班花的酒量不行,但是喜欢喝。当初就是因为喝多了被老六破了身,可是现在她还不接受教训。
一瓶啤酒下去之后,班花就开始自己招供了。
“老六死了,真可惜。”伍天舒提到老六。
“唉,这都怪我。”班花说。
“怪你?当初不是他抛弃你了吗?”
“是我抛弃了他。”
按照班花的说法,毕业之后,她分到了《诗世界》,因工作上的接触,她认识并爱上了一个有妇之夫,就抛弃了老六。被抛弃的老六于是发奋图强,在一个月内闪电结婚,得到了靠山,也得到了一个患神经病的老婆。
伍天舒想:这年头,怎么神经病这么多?
老六在仕途上飞黄腾达,可是,家里就像个精神病院。后来他老婆生了个儿子,又是个小神经病。家里两个神经病,你怎么能不得神经病?再后来,老六的老丈人突然被“双规”,老六也被牵扯进去,眼看前途一片黯淡。
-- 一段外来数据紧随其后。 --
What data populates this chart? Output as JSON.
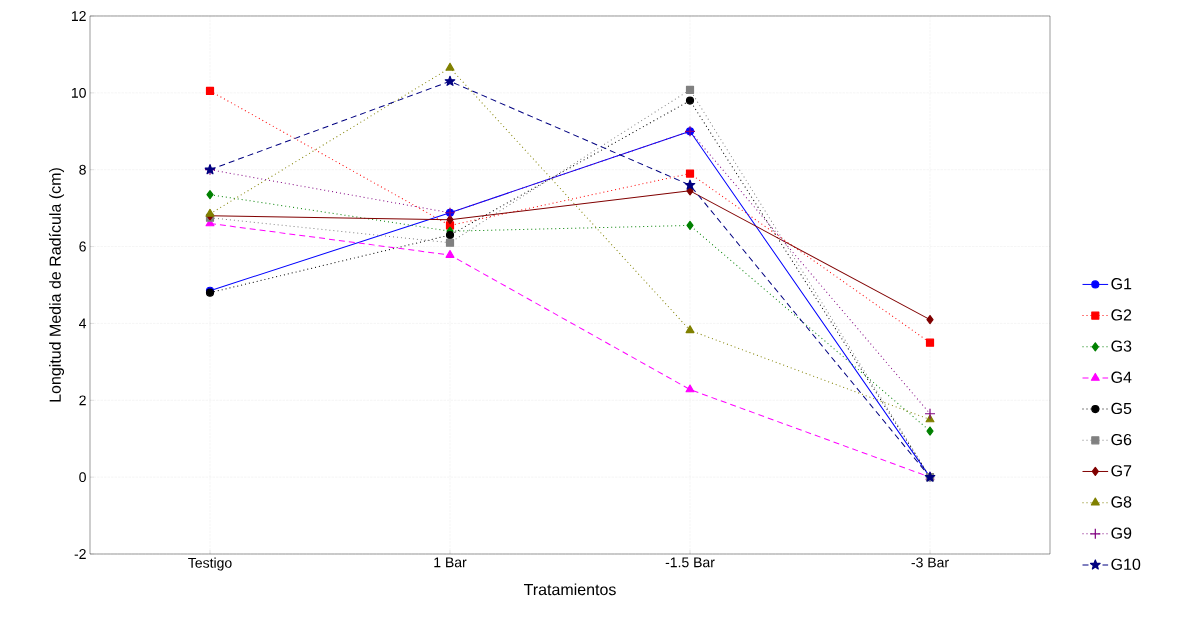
{
  "chart_data": {
    "type": "line",
    "xlabel": "Tratamientos",
    "ylabel": "Longitud Media de Radícula (cm)",
    "categories": [
      "Testigo",
      "1 Bar",
      "-1.5 Bar",
      "-3 Bar"
    ],
    "ylim": [
      -2,
      12
    ],
    "yticks": [
      -2,
      0,
      2,
      4,
      6,
      8,
      10,
      12
    ],
    "grid": true,
    "legend": "right",
    "series": [
      {
        "name": "G1",
        "color": "#0000ff",
        "marker": "circle",
        "line_style": "solid",
        "values": [
          4.85,
          6.88,
          9.0,
          0
        ]
      },
      {
        "name": "G2",
        "color": "#ff0000",
        "marker": "square",
        "line_style": "dotted",
        "values": [
          10.05,
          6.55,
          7.9,
          3.5
        ]
      },
      {
        "name": "G3",
        "color": "#008000",
        "marker": "diamond",
        "line_style": "dotted",
        "values": [
          7.35,
          6.4,
          6.55,
          1.2
        ]
      },
      {
        "name": "G4",
        "color": "#ff00ff",
        "marker": "triangle",
        "line_style": "dashed",
        "values": [
          6.6,
          5.78,
          2.28,
          0
        ]
      },
      {
        "name": "G5",
        "color": "#000000",
        "marker": "circle",
        "line_style": "dotted",
        "values": [
          4.8,
          6.3,
          9.8,
          0
        ]
      },
      {
        "name": "G6",
        "color": "#808080",
        "marker": "square",
        "line_style": "dotted",
        "values": [
          6.75,
          6.1,
          10.08,
          0
        ]
      },
      {
        "name": "G7",
        "color": "#800000",
        "marker": "diamond",
        "line_style": "solid",
        "values": [
          6.8,
          6.7,
          7.45,
          4.1
        ]
      },
      {
        "name": "G8",
        "color": "#808000",
        "marker": "triangle",
        "line_style": "dotted",
        "values": [
          6.85,
          10.65,
          3.82,
          1.5
        ]
      },
      {
        "name": "G9",
        "color": "#800080",
        "marker": "cross",
        "line_style": "dotted",
        "values": [
          8.0,
          6.88,
          9.0,
          1.65
        ]
      },
      {
        "name": "G10",
        "color": "#000080",
        "marker": "star",
        "line_style": "dashed",
        "values": [
          8.0,
          10.3,
          7.6,
          0
        ]
      }
    ]
  }
}
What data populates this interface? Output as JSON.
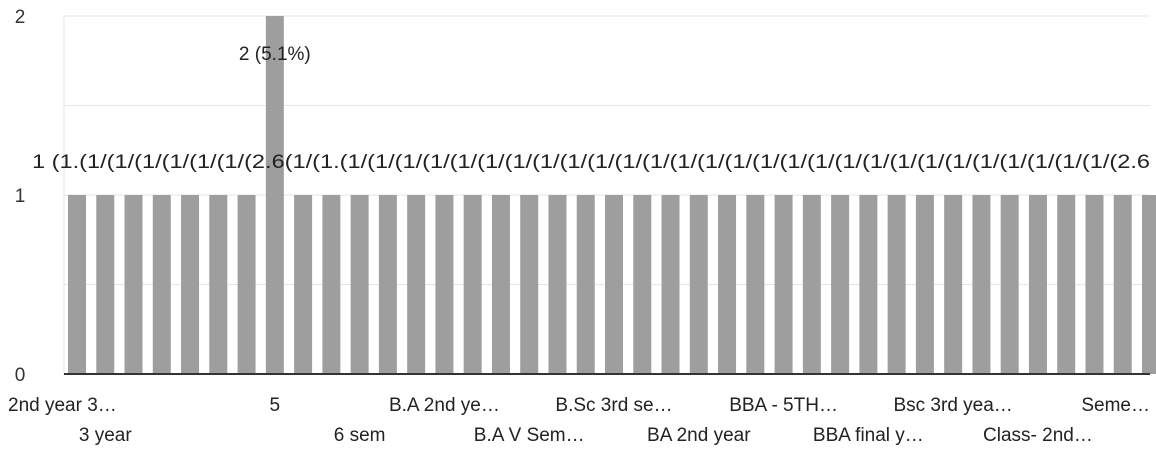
{
  "chart_data": {
    "type": "bar",
    "categories": [
      "2nd year 3…",
      "3 year",
      "",
      "",
      "",
      "",
      "",
      "5",
      "",
      "",
      "6 sem",
      "",
      "",
      "B.A 2nd ye…",
      "",
      "",
      "B.A V Sem…",
      "",
      "",
      "B.Sc 3rd se…",
      "",
      "",
      "BA 2nd year",
      "",
      "",
      "BBA - 5TH…",
      "",
      "",
      "BBA final y…",
      "",
      "",
      "Bsc 3rd yea…",
      "",
      "",
      "Class- 2nd…",
      "",
      "",
      "",
      "Seme…"
    ],
    "values": [
      1,
      1,
      1,
      1,
      1,
      1,
      1,
      2,
      1,
      1,
      1,
      1,
      1,
      1,
      1,
      1,
      1,
      1,
      1,
      1,
      1,
      1,
      1,
      1,
      1,
      1,
      1,
      1,
      1,
      1,
      1,
      1,
      1,
      1,
      1,
      1,
      1,
      1,
      1
    ],
    "ylim": [
      0,
      2
    ],
    "yticks": [
      "0",
      "1",
      "2"
    ],
    "highlight_label": "2 (5.1%)",
    "data_labels_row": "1 (1.(1/(1/(1/(1/(1/(1/(2.6(1/(1.(1/(1/(1/(1/(1/(1/(1/(1/(1/(1/(1/(1/(1/(1/(1/(1/(1/(1/(1/(1/(1/(1/(1/(1/(1/(1/(1/(1/(2.6",
    "xlabel": "",
    "ylabel": "",
    "title": "",
    "grid": true,
    "bar_color": "#9e9e9e",
    "grid_color": "#e6e6e6",
    "axis_color": "#333333"
  }
}
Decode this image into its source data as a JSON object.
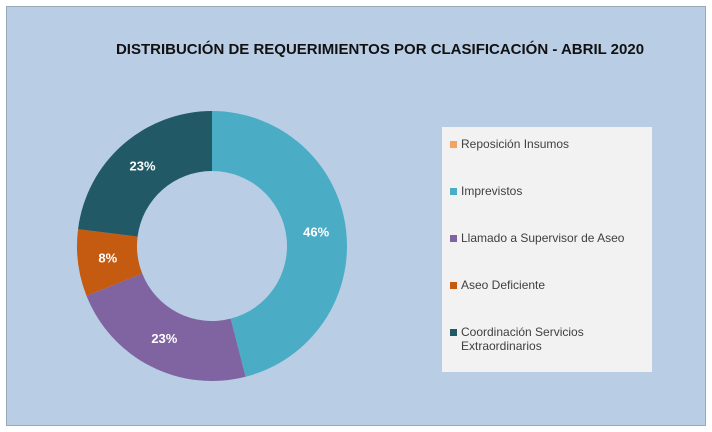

老六买了一包“毒鼠强”,全家人聚餐了一顿。结果,全家闹了一个星期的肚子。
原来,耗子药是假的。吃了假耗子药的后果除了闹肚子之外,就是让两个神经病的病情加重,他们每天在家里唱山歌。
没办法,老六写了一封遗书,复印了许多份,寄给生前好友,然后投江自杀了,留下神经病的母子。
好人死了,神经病却还活着。
到现在伍天舒还奇怪,为什么老六没有给他寄一份遗书。难道因为他还不是副处长?
更奇怪的事情是,老六的尸体始终没有找到。后来有人说曾在西藏看到过他,说他当了和尚;还有人说曾在越南老街见过他,他好像是娶了个当地的寡妇,在街上摆摊。
不管怎么说,老六还活着,他永远活在伍天舒的心中。